Father Long’s ordination in 1956 made national news in the Catholic press.
He was part of a corps of Jesuits around the world preparing for possible
missionary work in Russia in the event of the downfall of communism, and he
was the first American Jesuit to be ordained in the United States as a
priest of the Slavo-Byzantine rite.
Following ordination he spent a year in spiritual and ascetical studies in
Belgium. From 1958 to 1961 he did advanced studies at the Pontifical
Oriental Institute in Rome, earning degrees in Eastern Christian studies.
After a year of research in Greece, he returned to Rome for further studies
in Byzantine church history and was appointed in 1963 to the staff of the
Christian unity secretariat as a specialist in Orthodox relations. Vatican
II was then in its second year and the secretariat was playing a crucial
role in the development of several of the council’s most important
documents.
With the church’s entry into the ecumenical movement, Father Long put his
years of carefully cultivated expertise in the churches of the East at the
service of ecumenism, especially the advance of Catholic-Orthodox relations.
>From 1967 to 1987 he was a member of Catholic delegations to theological
conversations with the Russian Orthodox Church. He participated in six
extended joint meetings held during that period and was Catholic co-chairman
of the drafting committee for the documents produced from those meetings.

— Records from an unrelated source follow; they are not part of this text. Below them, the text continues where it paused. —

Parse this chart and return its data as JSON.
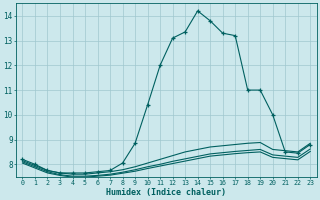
{
  "xlabel": "Humidex (Indice chaleur)",
  "ylabel": "",
  "bg_color": "#cce8ec",
  "grid_color": "#a0c8cf",
  "line_color": "#006060",
  "xlim_min": -0.5,
  "xlim_max": 23.5,
  "ylim_min": 7.5,
  "ylim_max": 14.5,
  "xticks": [
    0,
    1,
    2,
    3,
    4,
    5,
    6,
    7,
    8,
    9,
    10,
    11,
    12,
    13,
    14,
    15,
    16,
    17,
    18,
    19,
    20,
    21,
    22,
    23
  ],
  "yticks": [
    8,
    9,
    10,
    11,
    12,
    13,
    14
  ],
  "series": [
    {
      "x": [
        0,
        1,
        2,
        3,
        4,
        5,
        6,
        7,
        8,
        9,
        10,
        11,
        12,
        13,
        14,
        15,
        16,
        17,
        18,
        19,
        20,
        21,
        22,
        23
      ],
      "y": [
        8.2,
        8.0,
        7.75,
        7.65,
        7.65,
        7.65,
        7.7,
        7.75,
        8.05,
        8.85,
        10.4,
        12.0,
        13.1,
        13.35,
        14.2,
        13.8,
        13.3,
        13.2,
        11.0,
        11.0,
        10.0,
        8.5,
        8.45,
        8.8
      ],
      "marker": "+"
    },
    {
      "x": [
        0,
        1,
        2,
        3,
        4,
        5,
        6,
        7,
        8,
        9,
        10,
        11,
        12,
        13,
        14,
        15,
        16,
        17,
        18,
        19,
        20,
        21,
        22,
        23
      ],
      "y": [
        8.15,
        7.95,
        7.75,
        7.65,
        7.6,
        7.6,
        7.65,
        7.7,
        7.78,
        7.9,
        8.05,
        8.2,
        8.35,
        8.5,
        8.6,
        8.7,
        8.75,
        8.8,
        8.85,
        8.88,
        8.6,
        8.55,
        8.5,
        8.85
      ],
      "marker": null
    },
    {
      "x": [
        0,
        1,
        2,
        3,
        4,
        5,
        6,
        7,
        8,
        9,
        10,
        11,
        12,
        13,
        14,
        15,
        16,
        17,
        18,
        19,
        20,
        21,
        22,
        23
      ],
      "y": [
        8.1,
        7.9,
        7.7,
        7.58,
        7.52,
        7.52,
        7.55,
        7.6,
        7.68,
        7.78,
        7.9,
        8.0,
        8.12,
        8.22,
        8.32,
        8.42,
        8.47,
        8.52,
        8.56,
        8.6,
        8.38,
        8.33,
        8.28,
        8.62
      ],
      "marker": null
    },
    {
      "x": [
        0,
        1,
        2,
        3,
        4,
        5,
        6,
        7,
        8,
        9,
        10,
        11,
        12,
        13,
        14,
        15,
        16,
        17,
        18,
        19,
        20,
        21,
        22,
        23
      ],
      "y": [
        8.05,
        7.85,
        7.65,
        7.55,
        7.48,
        7.48,
        7.52,
        7.56,
        7.64,
        7.72,
        7.83,
        7.93,
        8.03,
        8.13,
        8.23,
        8.33,
        8.38,
        8.43,
        8.47,
        8.5,
        8.28,
        8.23,
        8.18,
        8.52
      ],
      "marker": null
    }
  ]
}
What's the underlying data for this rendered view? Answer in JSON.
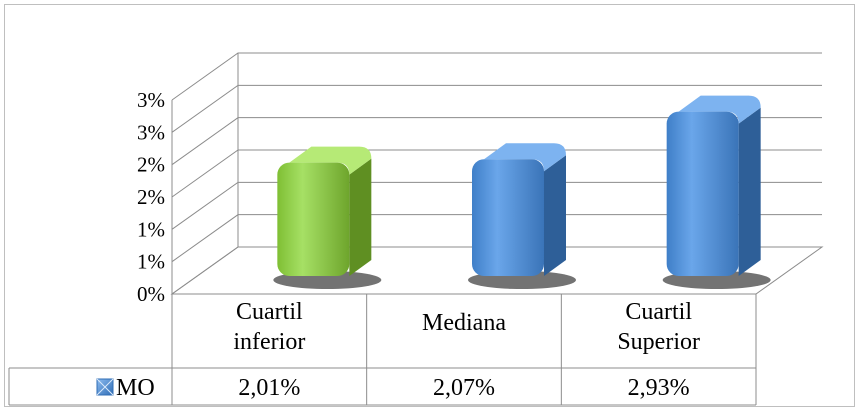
{
  "chart_data": {
    "type": "bar",
    "categories": [
      [
        "Cuartil",
        "inferior"
      ],
      [
        "Mediana"
      ],
      [
        "Cuartil",
        "Superior"
      ]
    ],
    "series": [
      {
        "name": "MO",
        "values": [
          2.01,
          2.07,
          2.93
        ],
        "value_labels": [
          "2,01%",
          "2,07%",
          "2,93%"
        ],
        "colors": [
          "#92d050",
          "#4f91d9",
          "#4f91d9"
        ]
      }
    ],
    "ytick_labels": [
      "0%",
      "1%",
      "1%",
      "2%",
      "2%",
      "3%",
      "3%"
    ],
    "ylim": [
      0,
      3.5
    ],
    "grid": true,
    "legend": "data-table",
    "three_d": true
  }
}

He visited the Soviet Union 16 times, mainly to meet with Russian Orthodox
leaders, but also with officials of the churches of Georgia and Armenia.
He helped write Pope John Paul II’s apostolic letter marking the 1,000th
anniversary of the baptism of King Vladimir of Rus-Kiev and was part of the
Vatican delegation attending celebrations of the anniversary.
He was part of the International Commission Between the Catholic Church and
the Coptic Orthodox Church and helped draft several common statements the
commission issued. He also took part in the five Catholic-Oriental Orthodox
consultations between 1971 and 1988 sponsored by the Pro Oriente Foundation
of the Archdiocese of Vienna, Austria. He was Catholic co-chairman of three
of those meetings.
>From 1964 to 1980 Father Long was also an instructor at the Rome Center of
Loyola University of Chicago, teaching one or more courses each semester in
areas of church history, theology, ecumenism and the history of the
Byzantine Empire.
After leaving his Vatican post, from 1981 to 1985 he headed Fordham
University’s Pope John XXIII Ecumenical Center, which had a pioneering role
in educating U.S. Latin Catholics about the Eastern Catholic and Orthodox
churches. He was also editor of its periodical, Diakonia.
He returned to Rome in 1986 as vice rector and associate professor at the
Oriental Institute and a visiting professor at the Gregorian University,
posts he held until 1995. From 1990 to 1995 he was also rector of the
Pontifical Russian College, commonly known as the Russicum.
Following the collapse of communism in Eastern Europe and the disintegration
of the Soviet Union, he helped lay the groundwork for more Orthodox students
to do graduate studies at the Russicum and the Oriental Institute as a means
of promoting greater Catholic-Orthodox understanding.
Following his retirement in 1995, he moved to America House, a Jesuit
residence in New York. He continued his active role in national and
international dialogues and served as a visiting professor at several
institutions, including St. Mary’s Seminary and University in Baltimore and
The Catholic University of America in Washington.